PSTC Seminar Room 205
Jennifer S. Hirsch, Professor of Sociomedical Sciences, Columbia University
Teaching young people about consent has been a central element of sexual assault prevention. Students may walk out of these educational sessions knowing how to define affirmative consent, but their actual practices are shaped by complex social forces. In this presentation, drawing on ethnographic data from Columbia's Sexual Health Initiatives to Foster Transformation (SHIFT) study, Hirsch will discuss modifiable cultural and social dimensions of sexual consent practices and the implications of these insights for new approaches to promoting consensual sex and preventing sexual assault.
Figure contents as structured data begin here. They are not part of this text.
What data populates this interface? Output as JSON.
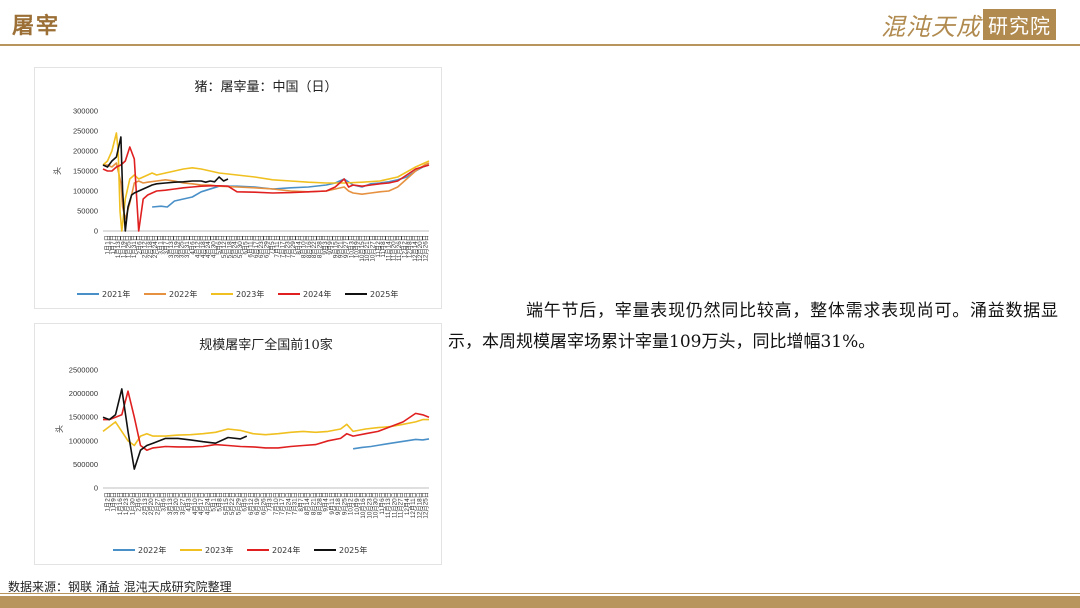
{
  "page": {
    "title": "屠宰",
    "logo_main": "混沌天成",
    "logo_box": "研究院",
    "commentary": "端午节后，宰量表现仍然同比较高，整体需求表现尚可。涌益数据显示，本周规模屠宰场累计宰量109万头，同比增幅31%。",
    "source": "数据来源：钢联 涌益 混沌天成研究院整理"
  },
  "chart_data": [
    {
      "type": "line",
      "title": "猪：屠宰量：中国（日）",
      "ylabel": "头",
      "ylim": [
        0,
        300000
      ],
      "yticks": [
        0,
        50000,
        100000,
        150000,
        200000,
        250000,
        300000
      ],
      "xlim": [
        0,
        365
      ],
      "x_tick_labels": [
        "1月1日",
        "1月7日",
        "1月13日",
        "1月19日",
        "1月25日",
        "1月31日",
        "2月6日",
        "2月12日",
        "2月18日",
        "2月24日",
        "3月1日",
        "3月7日",
        "3月13日",
        "3月19日",
        "3月25日",
        "3月31日",
        "4月6日",
        "4月12日",
        "4月18日",
        "4月24日",
        "4月30日",
        "5月6日",
        "5月12日",
        "5月18日",
        "5月24日",
        "5月30日",
        "6月5日",
        "6月11日",
        "6月17日",
        "6月23日",
        "6月29日",
        "7月5日",
        "7月11日",
        "7月17日",
        "7月23日",
        "7月29日",
        "8月4日",
        "8月10日",
        "8月16日",
        "8月22日",
        "8月28日",
        "9月3日",
        "9月9日",
        "9月15日",
        "9月21日",
        "9月27日",
        "10月3日",
        "10月9日",
        "10月15日",
        "10月21日",
        "10月27日",
        "11月2日",
        "11月8日",
        "11月14日",
        "11月20日",
        "11月26日",
        "12月2日",
        "12月8日",
        "12月14日",
        "12月20日",
        "12月26日"
      ],
      "legend": "bottom",
      "grid": false,
      "series": [
        {
          "name": "2021年",
          "color": "#4a90c8",
          "x": [
            55,
            65,
            72,
            80,
            90,
            100,
            110,
            130,
            150,
            170,
            190,
            210,
            230,
            250,
            260,
            270,
            280,
            290,
            300,
            310,
            320,
            330,
            340,
            350,
            358,
            365
          ],
          "y": [
            60000,
            62000,
            60000,
            75000,
            80000,
            85000,
            98000,
            112000,
            112000,
            110000,
            105000,
            108000,
            110000,
            115000,
            120000,
            130000,
            115000,
            110000,
            118000,
            120000,
            123000,
            128000,
            135000,
            150000,
            160000,
            165000
          ]
        },
        {
          "name": "2022年",
          "color": "#e6913f",
          "x": [
            0,
            5,
            10,
            15,
            20,
            22,
            25,
            30,
            35,
            40,
            45,
            50,
            60,
            70,
            80,
            90,
            100,
            110,
            120,
            130,
            150,
            170,
            190,
            210,
            230,
            250,
            260,
            270,
            275,
            280,
            290,
            300,
            310,
            320,
            330,
            340,
            350,
            360,
            365
          ],
          "y": [
            165000,
            165000,
            160000,
            170000,
            120000,
            60000,
            30000,
            70000,
            120000,
            125000,
            120000,
            122000,
            125000,
            128000,
            125000,
            120000,
            118000,
            115000,
            115000,
            112000,
            110000,
            108000,
            105000,
            100000,
            98000,
            100000,
            105000,
            110000,
            100000,
            95000,
            92000,
            95000,
            98000,
            100000,
            110000,
            130000,
            150000,
            165000,
            170000
          ]
        },
        {
          "name": "2023年",
          "color": "#f0c020",
          "x": [
            0,
            5,
            10,
            15,
            17,
            19,
            21,
            25,
            30,
            35,
            40,
            45,
            50,
            55,
            60,
            70,
            80,
            90,
            100,
            110,
            120,
            130,
            150,
            170,
            190,
            210,
            230,
            250,
            270,
            290,
            310,
            330,
            350,
            365
          ],
          "y": [
            165000,
            175000,
            200000,
            245000,
            200000,
            50000,
            0,
            80000,
            130000,
            140000,
            130000,
            135000,
            140000,
            145000,
            140000,
            145000,
            150000,
            155000,
            158000,
            155000,
            150000,
            145000,
            140000,
            135000,
            128000,
            125000,
            122000,
            120000,
            120000,
            122000,
            125000,
            135000,
            160000,
            175000
          ]
        },
        {
          "name": "2024年",
          "color": "#e02020",
          "x": [
            0,
            5,
            10,
            15,
            20,
            25,
            30,
            35,
            40,
            45,
            50,
            55,
            60,
            70,
            80,
            90,
            100,
            110,
            120,
            130,
            140,
            150,
            170,
            190,
            210,
            230,
            250,
            260,
            270,
            275,
            280,
            290,
            300,
            310,
            320,
            330,
            340,
            350,
            365
          ],
          "y": [
            155000,
            150000,
            150000,
            160000,
            165000,
            175000,
            210000,
            180000,
            0,
            80000,
            90000,
            95000,
            100000,
            102000,
            105000,
            108000,
            110000,
            112000,
            113000,
            113000,
            112000,
            98000,
            97000,
            95000,
            96000,
            98000,
            100000,
            110000,
            130000,
            110000,
            115000,
            112000,
            115000,
            118000,
            120000,
            125000,
            140000,
            155000,
            165000
          ]
        },
        {
          "name": "2025年",
          "color": "#111111",
          "x": [
            0,
            5,
            10,
            15,
            20,
            22,
            25,
            28,
            32,
            35,
            40,
            45,
            50,
            55,
            60,
            70,
            80,
            90,
            100,
            110,
            115,
            120,
            125,
            130,
            135,
            140
          ],
          "y": [
            165000,
            160000,
            175000,
            185000,
            235000,
            100000,
            0,
            60000,
            90000,
            95000,
            100000,
            105000,
            110000,
            115000,
            118000,
            120000,
            122000,
            123000,
            125000,
            125000,
            122000,
            125000,
            123000,
            135000,
            125000,
            130000
          ]
        }
      ]
    },
    {
      "type": "line",
      "title": "规模屠宰厂全国前10家",
      "ylabel": "头",
      "ylim": [
        0,
        2500000
      ],
      "yticks": [
        0,
        500000,
        1000000,
        1500000,
        2000000,
        2500000
      ],
      "xlim": [
        0,
        365
      ],
      "x_tick_labels": [
        "1月2日",
        "1月9日",
        "1月16日",
        "1月23日",
        "1月30日",
        "2月6日",
        "2月13日",
        "2月20日",
        "2月27日",
        "3月6日",
        "3月13日",
        "3月20日",
        "3月27日",
        "4月3日",
        "4月10日",
        "4月17日",
        "4月24日",
        "5月1日",
        "5月8日",
        "5月15日",
        "5月22日",
        "5月29日",
        "6月5日",
        "6月12日",
        "6月19日",
        "6月26日",
        "7月3日",
        "7月10日",
        "7月17日",
        "7月24日",
        "7月31日",
        "8月7日",
        "8月14日",
        "8月21日",
        "8月28日",
        "9月4日",
        "9月11日",
        "9月18日",
        "9月25日",
        "10月2日",
        "10月9日",
        "10月16日",
        "10月23日",
        "10月30日",
        "11月6日",
        "11月13日",
        "11月20日",
        "11月27日",
        "12月4日",
        "12月11日",
        "12月18日",
        "12月25日"
      ],
      "legend": "bottom",
      "grid": false,
      "series": [
        {
          "name": "2022年",
          "color": "#4a90c8",
          "x": [
            280,
            290,
            300,
            310,
            320,
            330,
            340,
            350,
            358,
            365
          ],
          "y": [
            830000,
            860000,
            880000,
            910000,
            940000,
            970000,
            1000000,
            1030000,
            1020000,
            1040000
          ]
        },
        {
          "name": "2023年",
          "color": "#f0c020",
          "x": [
            0,
            7,
            14,
            21,
            28,
            35,
            42,
            49,
            56,
            70,
            84,
            98,
            112,
            126,
            140,
            154,
            168,
            182,
            196,
            210,
            224,
            238,
            252,
            266,
            273,
            280,
            294,
            308,
            322,
            336,
            350,
            358,
            365
          ],
          "y": [
            1200000,
            1300000,
            1400000,
            1200000,
            1000000,
            900000,
            1100000,
            1150000,
            1100000,
            1100000,
            1120000,
            1130000,
            1150000,
            1180000,
            1250000,
            1220000,
            1150000,
            1130000,
            1150000,
            1180000,
            1200000,
            1180000,
            1200000,
            1250000,
            1350000,
            1200000,
            1250000,
            1280000,
            1300000,
            1350000,
            1400000,
            1450000,
            1450000
          ]
        },
        {
          "name": "2024年",
          "color": "#e02020",
          "x": [
            0,
            7,
            14,
            21,
            28,
            35,
            42,
            49,
            56,
            70,
            84,
            98,
            112,
            126,
            140,
            154,
            168,
            182,
            196,
            210,
            224,
            238,
            252,
            266,
            273,
            280,
            294,
            308,
            322,
            336,
            350,
            358,
            365
          ],
          "y": [
            1450000,
            1450000,
            1500000,
            1550000,
            2050000,
            1500000,
            900000,
            800000,
            850000,
            880000,
            870000,
            870000,
            880000,
            920000,
            900000,
            880000,
            870000,
            850000,
            850000,
            880000,
            900000,
            920000,
            1000000,
            1050000,
            1150000,
            1100000,
            1150000,
            1200000,
            1300000,
            1400000,
            1580000,
            1550000,
            1500000
          ]
        },
        {
          "name": "2025年",
          "color": "#111111",
          "x": [
            0,
            7,
            14,
            21,
            28,
            35,
            42,
            49,
            56,
            70,
            84,
            98,
            112,
            126,
            140,
            154,
            161
          ],
          "y": [
            1500000,
            1450000,
            1550000,
            2100000,
            1200000,
            400000,
            800000,
            900000,
            950000,
            1050000,
            1050000,
            1020000,
            980000,
            950000,
            1070000,
            1040000,
            1100000
          ]
        }
      ]
    }
  ]
}
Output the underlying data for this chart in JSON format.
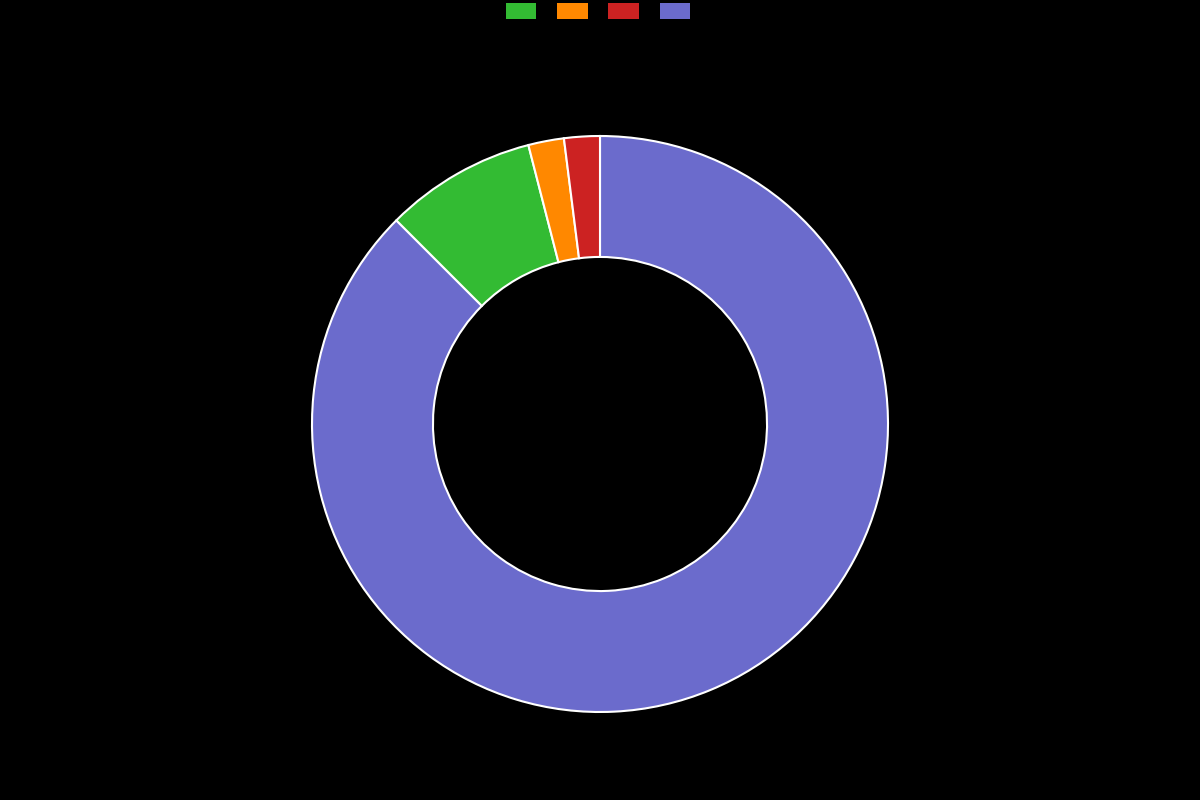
{
  "values": [
    87.5,
    8.5,
    2.0,
    2.0
  ],
  "colors": [
    "#6b6bcc",
    "#33bb33",
    "#ff8800",
    "#cc2222"
  ],
  "legend_colors": [
    "#33bb33",
    "#ff8800",
    "#cc2222",
    "#6b6bcc"
  ],
  "background_color": "#000000",
  "wedge_edge_color": "#ffffff",
  "wedge_linewidth": 1.5,
  "donut_width": 0.42,
  "startangle": 90
}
Jennifer S. Hirsch, a medical anthropologist and Professor of Sociomedical Sciences at Columbia University, co-directs SHIFT, a research project on sexual assault and sexual health among Columbia undergraduates. With Shamus Khan, she is coauthor of the forthcoming Sexual Citizens: A Landmark Study of Sex, Power, and Assault on Campus, which draws on SHIFT's ethnographic research to examine sexual assault and consensual sex among undergraduates in relation to the broader context of campus life. A 2012 Guggenheim Fellow, a 2015 Public Voices Fellow, and a 2018-19 Visiting Research Scholar with Princeton's Center for Health and Well-Being, Hirsch co-directs the Columbia Population Research Center.
Her published work includes A Courtship After Marriage: Sexuality and Love in Mexican Transnational Families, the award-winning coauthored book The Secret: Love, Marriage and HIV, two edited volumes on the anthropology of love, more than 70 peer-reviewed articles, and many op-eds in venues such as Time and The Hill.